The 35th America’s Cup is not only displaying New Zealand’s leading technology on the water but off it, too.
Dunedin company Animation Research Ltd chief executive Ian Taylor said the event featured the most technology the company had ever taken to one event.
Dunedin-made technology in the event included virtual eye footage, a mobile application used by teams including New Zealand for post-race analysis, and a simulator which enabled people at the cup village to try "sailing" a yacht.
The mobile application was the latest version of real-time yachting graphics technology, first developed by Animation Research Ltd for the America’s Cup in 1991, Mr Taylor said.
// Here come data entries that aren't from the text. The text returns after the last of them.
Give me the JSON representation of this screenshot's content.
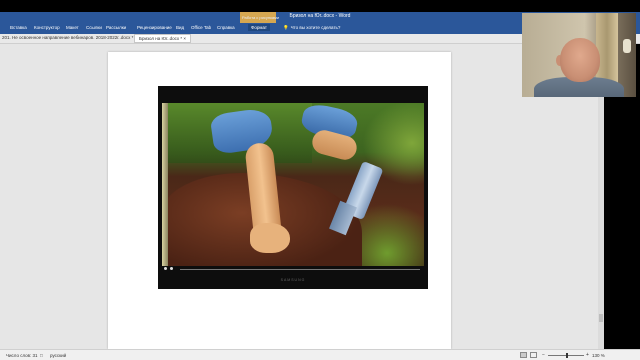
{
  "app": {
    "window_title": "Бризол на Юг..docx - Word",
    "contextual_group": "Работа с рисунками"
  },
  "ribbon": {
    "tabs": [
      {
        "label": "Вставка"
      },
      {
        "label": "Конструктор"
      },
      {
        "label": "Макет"
      },
      {
        "label": "Ссылки"
      },
      {
        "label": "Рассылки"
      },
      {
        "label": "Рецензирование"
      },
      {
        "label": "Вид"
      },
      {
        "label": "Office Tab"
      },
      {
        "label": "Справка"
      },
      {
        "label": "Формат"
      }
    ],
    "tell_me": "Что вы хотите сделать?"
  },
  "document_tabs": [
    {
      "label": "201. Не освоенное направление вебинаров. 2018-2022г..docx *",
      "active": false
    },
    {
      "label": "Бризол на Юг..docx *",
      "active": true
    }
  ],
  "status_bar": {
    "word_count": "Число слов: 31",
    "language": "русский",
    "zoom": "130 %"
  },
  "icons": {
    "tell_me": "lightbulb-icon",
    "tab_close": "close-icon",
    "zoom_out": "minus-icon",
    "zoom_in": "plus-icon"
  },
  "colors": {
    "ribbon": "#2b579a",
    "contextual_tab": "#e8b04a"
  },
  "image": {
    "brand": "SAMSUNG"
  }
}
Like the style of the teams racing, much about the technology had changed since it was first used.
A team of four from the company were in Bermuda using special camera rigs made from carbon fibre printed by a 3-D printer in the Dunedin to capture the action with 360-degree virtual reality technology, Mr Taylor said.
The company’s technology was also being used to tell the history of the America’s Cup at the National Maritime Museum in Newport, Virginia.
Mr Taylor spent last weekend helping set up the technology in Bermuda and said the company had one task.
"Our sole job is to help people understand how good the people [racers] are."
Team New Zealand’s use of bikes for grinding was "incredible".
The boats were more like planes in that they went so fast they flew above the water.
"It is the great New Zealand story about No.8 wire.
"We don’t have the money so we have to think outside the box and then we take on the world’s big kahunas."
Team New Zealand had as good a chance of winning as any team, he said.